Da Talabani figlio a Barzani nipote, la nuova dirigenza curda ci espone con passione e rigore la propria analisi sulla crisi di Siria e Iraq.

L’avanzata del movimento jihadista di Isis (Islamic State of Iraq and al-Sham – Stato Islamico in Iraq e nel Levate) nel Nord dell’Iraq e verso la capitale Baghdad ha posto una serie di interrogativi sia sulla tenuta delle istituzioni statali e del sistema di sicurezza del Paese, sia sulle effettive capacità del gruppo estremista.

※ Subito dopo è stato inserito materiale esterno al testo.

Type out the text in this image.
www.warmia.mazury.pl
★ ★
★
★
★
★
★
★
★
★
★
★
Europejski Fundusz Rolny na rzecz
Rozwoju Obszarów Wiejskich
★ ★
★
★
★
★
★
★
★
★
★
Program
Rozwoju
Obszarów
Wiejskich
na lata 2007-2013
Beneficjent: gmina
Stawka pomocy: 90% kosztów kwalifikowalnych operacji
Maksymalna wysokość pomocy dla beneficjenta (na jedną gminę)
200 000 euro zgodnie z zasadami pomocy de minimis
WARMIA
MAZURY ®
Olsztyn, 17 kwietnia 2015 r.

Questa estate nel giro di tre giorni, i miliziani di Isis, che a inizio del 2014 erano entrati nella Provincia occidentale a maggioranza sunnita di Anbar, hanno preso il controllo di Mosul, seconda città dell’Iraq situata nel nord del Paese al confine con il Governo Regionale Curdo (Krg). Dopo Mosul è stata la volta di Kirkuk, Salahuddin, Diyala e Tikrit fino alle porte di Baghdad.

Isis ha trovato scarsa opposizione da parte dell’Esercito iracheno, che spesso ha lasciato sguarnite importanti caserme abbandonando armi e munizioni. Alla scarsa preparazione dei soldati si è aggiunto il vuoto lasciato dal ritiro delle truppe americane.

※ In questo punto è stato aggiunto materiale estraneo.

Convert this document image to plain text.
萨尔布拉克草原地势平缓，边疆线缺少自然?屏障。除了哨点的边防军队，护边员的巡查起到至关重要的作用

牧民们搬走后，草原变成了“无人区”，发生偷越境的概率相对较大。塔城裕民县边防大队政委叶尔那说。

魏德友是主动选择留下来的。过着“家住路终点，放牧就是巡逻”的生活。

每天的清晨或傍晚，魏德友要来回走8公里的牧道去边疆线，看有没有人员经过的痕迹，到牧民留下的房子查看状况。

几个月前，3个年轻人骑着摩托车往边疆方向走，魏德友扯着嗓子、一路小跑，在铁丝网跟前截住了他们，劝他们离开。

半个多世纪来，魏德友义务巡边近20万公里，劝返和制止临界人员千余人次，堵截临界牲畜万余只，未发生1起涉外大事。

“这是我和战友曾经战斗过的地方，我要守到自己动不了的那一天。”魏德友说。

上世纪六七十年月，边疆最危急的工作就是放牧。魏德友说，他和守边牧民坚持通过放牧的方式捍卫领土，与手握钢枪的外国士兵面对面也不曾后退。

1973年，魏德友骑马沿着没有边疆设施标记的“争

In più, a favorire l’avanzata di Isis vi è stato il profondo malcontento all’interno della popolazione irachena causato dalle politiche settarie e personalistiche del primo ministro Nuri al-Maliki. Quest’ultimo, soprattutto durante il suo secondo mandato, non ha mai bilanciato le sue scelte, prese sempre in favore della componente sciita. In questo modo, il malumore della comunità sunnita (ma anche di ampi strati di quella sciita) ha reso il Paese facile preda di gruppi estremisti come Isis.

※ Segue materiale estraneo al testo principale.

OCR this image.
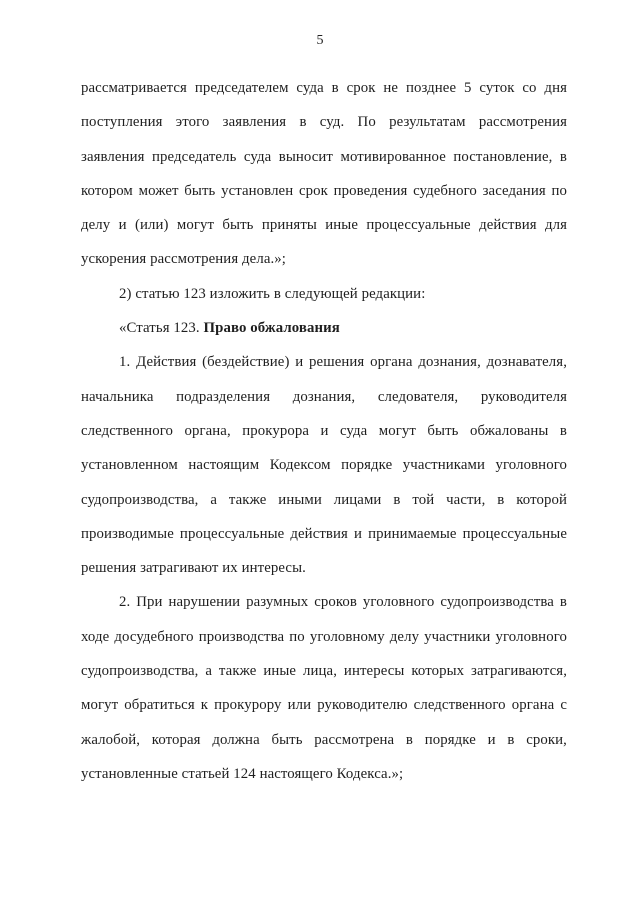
5
рассматривается председателем суда в срок не позднее 5 суток со дня
поступления этого заявления в суд. По результатам рассмотрения
заявления председатель суда выносит мотивированное постановление, в
котором может быть установлен срок проведения судебного заседания по
делу и (или) могут быть приняты иные процессуальные действия для
ускорения рассмотрения дела.»;
2) статью 123 изложить в следующей редакции:
«Статья 123. Право обжалования
1. Действия (бездействие) и решения органа дознания, дознавателя,
начальника подразделения дознания, следователя, руководителя
следственного органа, прокурора и суда могут быть обжалованы в
установленном настоящим Кодексом порядке участниками уголовного
судопроизводства, а также иными лицами в той части, в которой
производимые процессуальные действия и принимаемые процессуальные
решения затрагивают их интересы.
2. При нарушении разумных сроков уголовного судопроизводства в
ходе досудебного производства по уголовному делу участники уголовного
судопроизводства, а также иные лица, интересы которых затрагиваются,
могут обратиться к прокурору или руководителю следственного органа с
жалобой, которая должна быть рассмотрена в порядке и в сроки,
установленные статьей 124 настоящего Кодекса.»;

In queste dinamiche rientra inoltre la Nato, anche alla luce del fatto che uno dei suoi membri, la Turchia, è stato direttamente tirato in ballo dagli avvenimenti iracheni. I miliziani di Isis hanno rapito il console turco a Mosul insieme ad altre 49 persone, tra funzionari e forze di sicurezza del consolato. Il presidente turco Erdogan, messo in difficoltà sul fronte interno da questa ulteriore battuta d’arresto nella propria politica regionale, per ora tace su un possibile intervento. Tuttavia, al momento, la precarietà politica su cui regge l’esecutivo turco, a causa del forte malcontento della popolazione, e il fatto che gli avvenimenti iracheni vanno a toccare in profondità gli equilibri anche nei confronti del Governo regionale curdo (rispetto al quale Erdogan, nonostante un dialogo avviato, non vorrebbe mai porsi in una situazione di difficoltà) fanno sì che l’opzione di un’azione turca non sia del tutto da escludere.

Il rischio più forte per l’Iraq è quello di entrare nuovamente in una spirale di violenza alimentata dalle divisioni etniche e settarie. Il fatto che i miliziani di Isis, nelle regioni ora controllate, abbiano cominciato a giustiziare numerose persone, quasi sicuramente in stragrande maggioranza sciiti, non fa altro che alimentare le paure di una nuova guerra civile. Qualora i jihadisti prendessero di mira i luoghi sacri per gli sciiti, si potrebbe verificare un nuovo sanguinoso scontro che, in caso di escalation, potrebbe non solo coinvolgere le regioni ad oggi interessate dall’avanzata di Isis, ma tutto il Paese. Una lotta tra sunniti e sciiti che inevitabilmente negli ultimi anni è stata anche alimentata dalle politiche di Maliki, per troppo tempo incentrate solo al rafforzamento del potere nelle proprie mani e alla predilezione di una parte della comunità sciita a lui fedele.

Al momento, dunque, qualsiasi considerazione sull’ipotetico futuro scenario iracheno non può escludere la possibilità di una divisione del Paese in tre zone di influenza: una settentrionale curda, una meridionale sciita e una orientale sunnita, preda dell’azione trasversale di Isis in continuità con le operazioni effettuate in Siria.

È amaro constatare che i più interessati a un Iraq federale, e cioè i cristiani e le altre minoranze vedano, non solo violate la loro libertà e sicurezza, ma disconosciuto anche il loro ruolo storico di mediazione. Ruolo che oggi ancor di più incentiva la loro persecuzione.